InstallationΒΆ

  1. Create a virtual environment with Python 3.11 or later. This example uses the venv module in the standard library to create a virtual environment in your home directory.

    You may prefer conda or mamba.

    If you are running on an HPC, you may need to module load python first.

    $ python -m venv ~/python-envs/sparkctl
    
  2. Activate the virtual environment.

    $ source ~/python-envs/sparkctl/bin/activate
    

    Whenever you are done using sparkctl, you can deactivate the environment by running deactivate.

  3. Install the Python package sparkctl.

    If you will be using Spark Connect to run Spark jobs, the base installation is sufficient.

    Note

    This does not include spark-submit or pyspark.

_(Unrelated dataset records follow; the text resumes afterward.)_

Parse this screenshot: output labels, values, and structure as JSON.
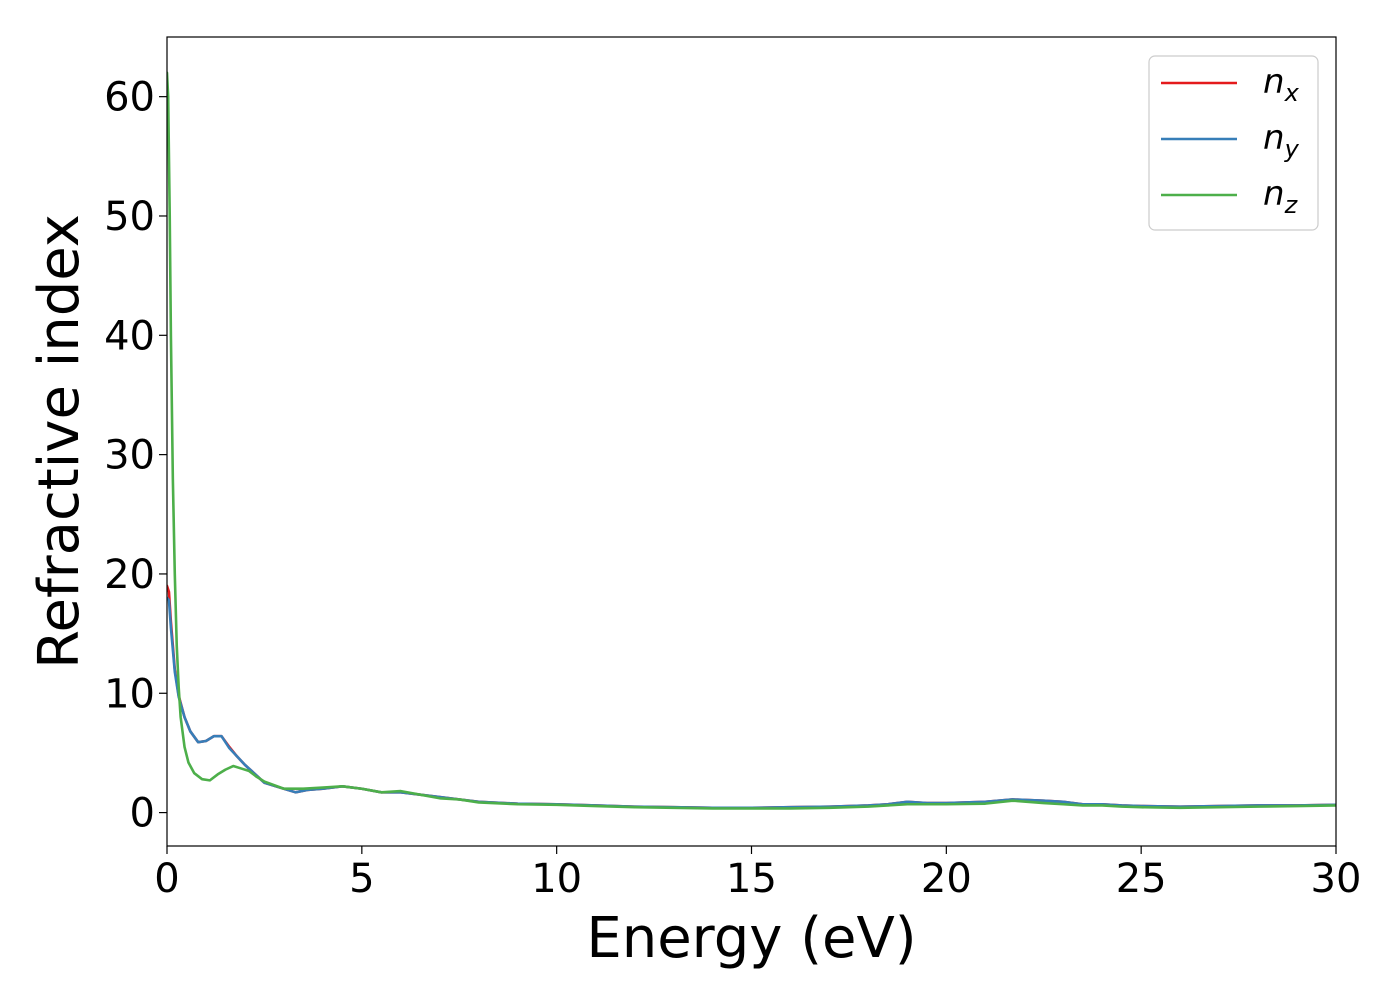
{
  "chart_data": {
    "type": "line",
    "xlabel": "Energy (eV)",
    "ylabel": "Refractive index",
    "xlim": [
      0,
      30
    ],
    "ylim": [
      -2.8,
      65
    ],
    "xticks": [
      0,
      5,
      10,
      15,
      20,
      25,
      30
    ],
    "yticks": [
      0,
      10,
      20,
      30,
      40,
      50,
      60
    ],
    "grid": false,
    "legend_position": "top-right",
    "series": [
      {
        "name": "n",
        "subscript": "x",
        "color": "#e41a1c",
        "x": [
          0,
          0.05,
          0.1,
          0.2,
          0.3,
          0.45,
          0.6,
          0.8,
          1.0,
          1.2,
          1.4,
          1.6,
          1.8,
          2.0,
          2.2,
          2.5,
          3.0,
          3.3,
          3.6,
          4.0,
          4.5,
          5.0,
          5.5,
          6.0,
          6.5,
          7.0,
          7.5,
          8.0,
          9.0,
          10.0,
          11.0,
          12.0,
          13.0,
          14.0,
          15.0,
          16.0,
          17.0,
          18.0,
          18.5,
          19.0,
          19.5,
          20.0,
          21.0,
          21.7,
          22.5,
          23.0,
          23.5,
          24.0,
          24.5,
          25.0,
          26.0,
          27.0,
          28.0,
          29.0,
          30.0
        ],
        "y": [
          19.0,
          18.5,
          16.0,
          12.0,
          9.8,
          8.0,
          6.8,
          5.9,
          6.0,
          6.4,
          6.4,
          5.5,
          4.7,
          4.0,
          3.4,
          2.5,
          2.0,
          1.7,
          1.9,
          2.0,
          2.2,
          2.0,
          1.7,
          1.7,
          1.5,
          1.3,
          1.1,
          0.9,
          0.75,
          0.7,
          0.6,
          0.5,
          0.45,
          0.4,
          0.4,
          0.45,
          0.5,
          0.6,
          0.7,
          0.9,
          0.8,
          0.8,
          0.9,
          1.1,
          1.0,
          0.9,
          0.7,
          0.7,
          0.6,
          0.55,
          0.5,
          0.55,
          0.6,
          0.6,
          0.65
        ]
      },
      {
        "name": "n",
        "subscript": "y",
        "color": "#377eb8",
        "x": [
          0,
          0.05,
          0.1,
          0.2,
          0.3,
          0.45,
          0.6,
          0.8,
          1.0,
          1.2,
          1.4,
          1.6,
          1.8,
          2.0,
          2.2,
          2.5,
          3.0,
          3.3,
          3.6,
          4.0,
          4.5,
          5.0,
          5.5,
          6.0,
          6.5,
          7.0,
          7.5,
          8.0,
          9.0,
          10.0,
          11.0,
          12.0,
          13.0,
          14.0,
          15.0,
          16.0,
          17.0,
          18.0,
          18.5,
          19.0,
          19.5,
          20.0,
          21.0,
          21.7,
          22.5,
          23.0,
          23.5,
          24.0,
          24.5,
          25.0,
          26.0,
          27.0,
          28.0,
          29.0,
          30.0
        ],
        "y": [
          18.0,
          17.8,
          15.5,
          11.8,
          9.7,
          8.0,
          6.8,
          5.9,
          6.0,
          6.4,
          6.4,
          5.4,
          4.7,
          4.0,
          3.4,
          2.5,
          2.0,
          1.7,
          1.9,
          2.0,
          2.2,
          2.0,
          1.7,
          1.7,
          1.5,
          1.3,
          1.1,
          0.9,
          0.75,
          0.7,
          0.6,
          0.5,
          0.45,
          0.4,
          0.4,
          0.45,
          0.5,
          0.6,
          0.7,
          0.9,
          0.8,
          0.8,
          0.9,
          1.1,
          1.0,
          0.9,
          0.7,
          0.7,
          0.6,
          0.55,
          0.5,
          0.55,
          0.6,
          0.6,
          0.65
        ]
      },
      {
        "name": "n",
        "subscript": "z",
        "color": "#4daf4a",
        "x": [
          0,
          0.03,
          0.07,
          0.1,
          0.15,
          0.2,
          0.25,
          0.3,
          0.35,
          0.45,
          0.55,
          0.7,
          0.9,
          1.1,
          1.3,
          1.5,
          1.7,
          1.9,
          2.1,
          2.3,
          2.5,
          3.0,
          3.5,
          4.0,
          4.5,
          5.0,
          5.5,
          6.0,
          6.5,
          7.0,
          7.5,
          8.0,
          9.0,
          10.0,
          11.0,
          12.0,
          13.0,
          14.0,
          15.0,
          16.0,
          17.0,
          18.0,
          18.5,
          19.0,
          20.0,
          21.0,
          21.7,
          22.5,
          23.0,
          23.5,
          24.0,
          24.5,
          25.0,
          26.0,
          27.0,
          28.0,
          29.0,
          30.0
        ],
        "y": [
          62.0,
          60.0,
          50.0,
          40.0,
          28.0,
          20.0,
          14.0,
          10.5,
          8.0,
          5.5,
          4.2,
          3.3,
          2.8,
          2.7,
          3.2,
          3.6,
          3.9,
          3.7,
          3.5,
          3.0,
          2.6,
          2.0,
          2.0,
          2.1,
          2.2,
          2.0,
          1.7,
          1.8,
          1.5,
          1.2,
          1.1,
          0.85,
          0.7,
          0.65,
          0.55,
          0.45,
          0.4,
          0.35,
          0.35,
          0.35,
          0.4,
          0.5,
          0.6,
          0.7,
          0.7,
          0.75,
          1.0,
          0.8,
          0.7,
          0.6,
          0.6,
          0.5,
          0.45,
          0.4,
          0.45,
          0.5,
          0.55,
          0.6
        ]
      }
    ]
  }
}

    $ pip install sparkctl
    

    If you will be running Spark jobs with spark-submit or pyspark, you will need to install the full pyspark package. This command will do that:

    $ pip install sparkctl[pyspark]
    
  4. Optional, install from the main branch (or substitute another branch or tag).

    $ pip install git+https://github.com/NREL/sparkctl.git@main
    
  5. Create a one-time sparkctl default configuration file. The parameters will vary based on your environment. If no one has deployed the required dependencies in your environment, please refer to Deploy sparkctl in an HPC environment.

    $ sparkctl default-config \
        /datasets/images/apache_spark/spark-4.0.0-bin-hadoop3 \
        /datasets/images/apache_spark/jdk-21.0.7 \
        --compute-environment slurm
    
    Wrote sparkctl settings to /Users/dthom/.sparkctl.toml
    

    Refer to sparkctl default-config --help for additional options.

    The paths to the Spark binaries will likely not change often. This file will also seed the default values for your sparkctl configure commands, and so you may want to manually edit those settings.